Speed of multiple dispatch

hlbnet · November 25, 2023, 7:21pm

Hello,
In the following example, multiple dispatch is more that 10 times slower than typeof comparisons.

Is it expected, or is there some issue in my code ?

Ouput:
Size=20000

If typeof
1006900000
1.576137 seconds (5.35 k allocations: 403.821 KiB, 0.83% compilation time)
Multiple dispatch
1006900000
21.467297 seconds (400.01 M allocations: 5.961 GiB, 1.67% gc time, 0.17% compilation time)
If typeof
1006900000
1.537739 seconds (8 allocations: 240 bytes)
Multiple dispatch
1006900000
21.652412 seconds (400.00 M allocations: 5.961 GiB, 1.36% gc time, 0.00% compilation time)

The code:

struct S1 end
struct S2 end

do_dispatch(left::S1, right::S1) = 1
do_dispatch(left::S1, right::S2) = 2
do_dispatch(left::S2, right::S1) = 3
do_dispatch(left::S2, right::S2) = 4

function do_typeof(left, right)
    if typeof(left) === S1
        if typeof(right) === S1
            return 1
        elseif typeof(right) === S2
            return 2
        end
    elseif typeof(left) === S2
        if typeof(right) === S1
            return 3
        elseif typeof(right) === S2
            return 4
        end
    end
end

function test(size)
    println("Size=", size)
    items = rand([S1(), S2()], size)

    println("- If typeof")
    @time println(sum(do_typeof(x, y) for x in items, y in items))

    println("- Multiple dispatch")
    @time println(sum(do_dispatch(x, y) for x in items, y in items))

    println("- If typeof")
    @time println(sum(do_typeof(x, y) for x in items, y in items))

    println("- Multiple dispatch")
    @time println(sum(do_dispatch(x, y) for x in items, y in items))
end

test(20000)

tverho · November 25, 2023, 8:00pm

You didn’t include the code how you did the benchmarking?
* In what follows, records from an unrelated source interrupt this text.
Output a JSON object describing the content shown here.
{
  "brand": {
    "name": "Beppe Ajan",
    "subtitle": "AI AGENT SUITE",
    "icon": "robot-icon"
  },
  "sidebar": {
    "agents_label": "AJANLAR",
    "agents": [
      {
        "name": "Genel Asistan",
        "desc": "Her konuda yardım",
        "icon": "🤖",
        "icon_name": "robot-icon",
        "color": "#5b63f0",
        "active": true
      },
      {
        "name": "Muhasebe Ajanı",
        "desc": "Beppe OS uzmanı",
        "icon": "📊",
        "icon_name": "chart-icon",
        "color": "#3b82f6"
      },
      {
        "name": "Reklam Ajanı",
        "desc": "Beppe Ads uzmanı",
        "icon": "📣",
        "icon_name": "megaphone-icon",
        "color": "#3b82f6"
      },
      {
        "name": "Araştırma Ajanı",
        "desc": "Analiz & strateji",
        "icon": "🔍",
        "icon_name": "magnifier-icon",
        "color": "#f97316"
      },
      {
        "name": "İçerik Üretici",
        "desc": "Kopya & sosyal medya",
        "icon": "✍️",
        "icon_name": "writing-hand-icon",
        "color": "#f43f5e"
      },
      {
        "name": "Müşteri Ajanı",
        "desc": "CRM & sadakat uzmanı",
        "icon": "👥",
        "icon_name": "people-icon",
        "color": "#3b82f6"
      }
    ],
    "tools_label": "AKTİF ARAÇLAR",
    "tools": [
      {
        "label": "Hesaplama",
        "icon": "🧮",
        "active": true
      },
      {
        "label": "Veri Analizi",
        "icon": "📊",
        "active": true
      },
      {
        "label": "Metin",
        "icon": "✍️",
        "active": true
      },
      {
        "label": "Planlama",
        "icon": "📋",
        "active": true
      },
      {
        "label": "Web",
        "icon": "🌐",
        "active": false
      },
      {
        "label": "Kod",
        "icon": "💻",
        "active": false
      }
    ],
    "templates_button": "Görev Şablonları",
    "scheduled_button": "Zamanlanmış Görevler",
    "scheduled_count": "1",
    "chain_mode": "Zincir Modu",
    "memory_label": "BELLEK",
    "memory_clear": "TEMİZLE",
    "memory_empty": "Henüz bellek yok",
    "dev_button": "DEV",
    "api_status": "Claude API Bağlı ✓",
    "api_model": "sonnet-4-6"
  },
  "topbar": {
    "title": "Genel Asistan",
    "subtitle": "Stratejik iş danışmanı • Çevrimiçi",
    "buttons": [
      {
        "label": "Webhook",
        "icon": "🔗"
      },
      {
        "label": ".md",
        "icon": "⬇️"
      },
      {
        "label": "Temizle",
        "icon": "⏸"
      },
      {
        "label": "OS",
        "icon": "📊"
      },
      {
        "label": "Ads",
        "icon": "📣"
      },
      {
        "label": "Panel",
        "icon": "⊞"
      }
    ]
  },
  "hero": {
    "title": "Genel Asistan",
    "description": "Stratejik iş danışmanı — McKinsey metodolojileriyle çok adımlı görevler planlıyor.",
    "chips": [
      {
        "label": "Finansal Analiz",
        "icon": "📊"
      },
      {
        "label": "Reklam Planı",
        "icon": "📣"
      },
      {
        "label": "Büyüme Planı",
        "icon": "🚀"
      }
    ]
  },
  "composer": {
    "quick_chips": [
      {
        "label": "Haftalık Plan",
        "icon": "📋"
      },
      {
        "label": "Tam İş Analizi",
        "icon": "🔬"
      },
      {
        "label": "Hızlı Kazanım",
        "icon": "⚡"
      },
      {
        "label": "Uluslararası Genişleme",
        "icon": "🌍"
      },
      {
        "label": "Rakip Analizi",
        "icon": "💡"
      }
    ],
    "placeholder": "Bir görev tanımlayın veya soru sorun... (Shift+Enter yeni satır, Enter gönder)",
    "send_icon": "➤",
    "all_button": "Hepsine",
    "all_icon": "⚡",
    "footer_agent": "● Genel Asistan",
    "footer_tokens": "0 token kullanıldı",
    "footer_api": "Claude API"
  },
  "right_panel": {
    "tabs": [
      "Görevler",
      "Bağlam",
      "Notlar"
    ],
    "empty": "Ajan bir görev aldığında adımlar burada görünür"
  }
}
The issue seems to lie there, the first hint is the allocations that shouldn’t be there. This is how it should be done:

using BenchmarkTools
left = S1()
right = S2()

julia> @btime do_dispatch($left, $right)
  1.015 ns (0 allocations: 0 bytes)
2

julia> @btime do_typeof($left, $right)
  1.015 ns (0 allocations: 0 bytes)
2

The speed is the same because the compiler generates identical code for both:

julia> @code_llvm do_dispatch(left, right)
;  @ REPL[4]:1 within `do_dispatch`
define i64 @julia_do_dispatch_332() #0 {
top:
  ret i64 2
}

julia> @code_llvm do_typeof(left, right)
;  @ REPL[7]:1 within `do_typeof`
define i64 @julia_do_typeof_341() #0 {
top:
  ret i64 2
}
``

Zentrik · November 25, 2023, 8:48pm

They did include the code, you probably didn’t scroll down in their code block.

The performance difference seems reasonable, unfortunately multiple dispatch is just not that fast.

mkitti · November 25, 2023, 9:06pm

It looks like they did the classic mistake of including compile time in the benchmarks.

There also seems to be something off with the allocations.

mcabbott · November 25, 2023, 9:47pm

Note that items is of type Vector{Any}. With a narrower type, both paths are faster, the dispatch code equally fast. (Only for sufficiently small unions.)

julia> rand([S1(), S2()], 3)
3-element Vector{Any}:
 S2()
 S1()
 S2()

julia> rand(Union{S1,S2}[S1(), S2()], 3)
3-element Vector{Union{S1, S2}}:
 S1()
 S2()
 S2()

I believe that the reason dynamic dispatch is slower is that the code compiled for Vector{Any}) cannot exploit the knowledge that do_dispatch has exactly 4 methods. This may change (e.g. you could define struct S3) and the I don’t think the compiled code will be discarded.

Whereas the code for Vector{Union{S1, S2}} is going to be essentially the same branches you wrote, probably inlining do_dispatch. This code can never encounter some new S3, and I believe it will be thrown away if you change the definitions of do_dispatch it uses.

mkitti · November 25, 2023, 9:52pm

@mcabbott beat me to it. His answer is correct.

julia> function test(size)
           println("Size=", size)
           items = rand(Union{S1,S2}[S1(), S2()], size)

           println("- If typeof")
           @time println(sum(do_typeof(x, y) for x in items, y in items))

           println("- Multiple dispatch")
           @time println(sum(do_dispatch(x, y) for x in items, y in items))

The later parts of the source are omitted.